If the former, this benighted chapter of our political history is likely over, though a new benighted chapter comes next. If the latter, we remain in high dysfunction, drawing ever closer to default.
In that spirit, allow me to paste in this post from the other day, just in case the Speaker missed it and needs to be reminded of the awesome speech he could give on the floor, maybe even later this evening:
According to a CNN survey of members of the House, and contrary to what Speaker Boehner said yesterday, there are enough votes in that chamber to end the shutdown. Of course, we’re talking a small minority of R’s voting with all the D’s, but there it is.
A friend asks, “How’d you like to be John Boehner right now?”
Clearly, I’m daydreaming, but I’d like it. Because I’d stride to the podium, whack the gavel, and say:
“My friends, it is well past time for the people’s House to express the will of the people.
I have proudly stood with my colleagues for over a week now in a valiant and historic effort to prevent the American people from being afflicted with the scourge of Obamacare. I will continue to stand with you against an implacable opposition that refuses to negotiate.
But my friends, we are better than that. We are willing to put our convictions and principles to the test–a test that will reveal if the majority of this body is willing to cave to the opposition’s call for a bill to fund the government at current levels with no conditions.
My hope and my belief that the majority will stand with me, with the great Sen. Cruz, with the economicscholar Rep. Ted Yoho, until the shutdown and debt ceiling threats force our opponents to the negotiating table.
So, in contrast to our filibustering friends in the other chamber, let majority rule in the people’s House as we decide whether this shutdown ends now or we continue to hold fast until the President and his allies yield.
That may not be the best strategy for my personal, narrow interests. I may even lose my speakership. Maybe I will be “primaried.” But it is what my country needs of me at this moment, and that it what matters most.”
I’ll bet he could even squeeze out some tears on that last part. And, yeah, the part about Yoho was just snark.
So there you go Speaker Boehner, no charge. And if those Tea Partiers cut you loose, latte on me at the Starbucks of your choice. Have you tried the Pumpkin Spice? Yum!
Jared… You write that it all comes down to John Boehner. Maybe not. Given a very recent change of rules in the House, it would seem that it comes down to Eric Cantor instead:
” Under normal House rules, according to House Democrats, once that bill had been rejected again by the Senate, then any member of the House could have made a motion to vote on the Senate’s bill. Such a motion would have been what is called “privileged” and entitled to a vote of the full House.
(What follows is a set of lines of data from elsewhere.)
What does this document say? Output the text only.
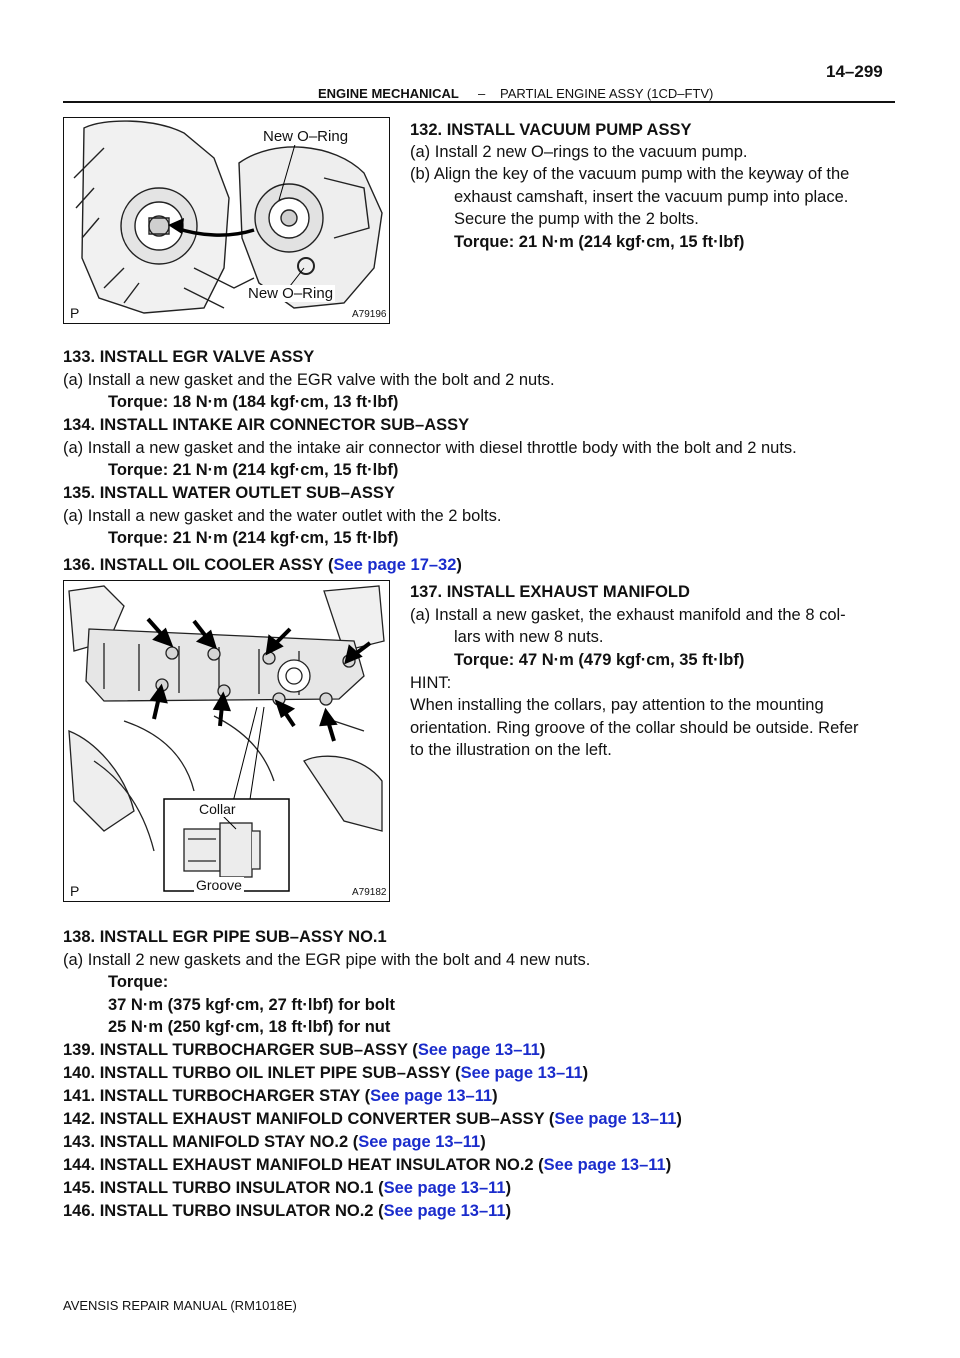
ENGINE MECHANICAL – PARTIAL ENGINE ASSY (1CD–FTV)
14–299
New O–Ring
New O–Ring
P	A79196
132. INSTALL VACUUM PUMP ASSY
(a) Install 2 new O–rings to the vacuum pump.
(b) Align the key of the vacuum pump with the keyway of the
exhaust camshaft, insert the vacuum pump into place.
Secure the pump with the 2 bolts.
Torque: 21 N·m (214 kgf·cm, 15 ft·lbf)
133. INSTALL EGR VALVE ASSY
(a) Install a new gasket and the EGR valve with the bolt and 2 nuts.
Torque: 18 N·m (184 kgf·cm, 13 ft·lbf)
134. INSTALL INTAKE AIR CONNECTOR SUB–ASSY
(a) Install a new gasket and the intake air connector with diesel throttle body with the bolt and 2 nuts.
Torque: 21 N·m (214 kgf·cm, 15 ft·lbf)
135. INSTALL WATER OUTLET SUB–ASSY
(a) Install a new gasket and the water outlet with the 2 bolts.
Torque: 21 N·m (214 kgf·cm, 15 ft·lbf)
136. INSTALL OIL COOLER ASSY (See page 17–32)
Collar
Groove
P	A79182
137. INSTALL EXHAUST MANIFOLD
(a) Install a new gasket, the exhaust manifold and the 8 col-
lars with new 8 nuts.
Torque: 47 N·m (479 kgf·cm, 35 ft·lbf)
HINT:
When installing the collars, pay attention to the mounting
orientation. Ring groove of the collar should be outside. Refer
to the illustration on the left.
138. INSTALL EGR PIPE SUB–ASSY NO.1
(a) Install 2 new gaskets and the EGR pipe with the bolt and 4 new nuts.
Torque:
37 N·m (375 kgf·cm, 27 ft·lbf) for bolt
25 N·m (250 kgf·cm, 18 ft·lbf) for nut
139. INSTALL TURBOCHARGER SUB–ASSY (See page 13–11)
140. INSTALL TURBO OIL INLET PIPE SUB–ASSY (See page 13–11)
141. INSTALL TURBOCHARGER STAY (See page 13–11)
142. INSTALL EXHAUST MANIFOLD CONVERTER SUB–ASSY (See page 13–11)
143. INSTALL MANIFOLD STAY NO.2 (See page 13–11)
144. INSTALL EXHAUST MANIFOLD HEAT INSULATOR NO.2 (See page 13–11)
145. INSTALL TURBO INSULATOR NO.1 (See page 13–11)
146. INSTALL TURBO INSULATOR NO.2 (See page 13–11)
AVENSIS REPAIR MANUAL (RM1018E)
At that point, Democrats say, they could have joined with moderate Republicans in approving the motion and then in passing the clean Senate bill, averting a shutdown. But previously, House Republicans had made a small but hugely consequential move to block them from doing it.
Here’s the rule in question: “When the stage of disagreement has been reached on a bill or resolution with House or Senate amendments, a motion to dispose of any amendment shall be privileged.”
In other words, if the House and Senate are gridlocked as they were on the eve of the shutdown, any motion from any member to end that gridlock should be allowed to proceed. Like, for example, a motion to vote on the Senate bill. That’s how House Democrats read it. But the House Rules Committee voted the night of Sept. 30 to change that rule for this specific bill. They added language dictating that any motion “may be offered only by the majority Leader or his designee.” So unless House Majority Leader Eric Cantor (R-VA) wanted the Senate spending bill to come to the floor, it wasn’t going to happen. And it didn’t. ”
Name someone better in the Republicans who has a legitimate chance to win the House leadership. It’s probably not a great idea for the Democrats to destroy Boehner, which it looks like this will do.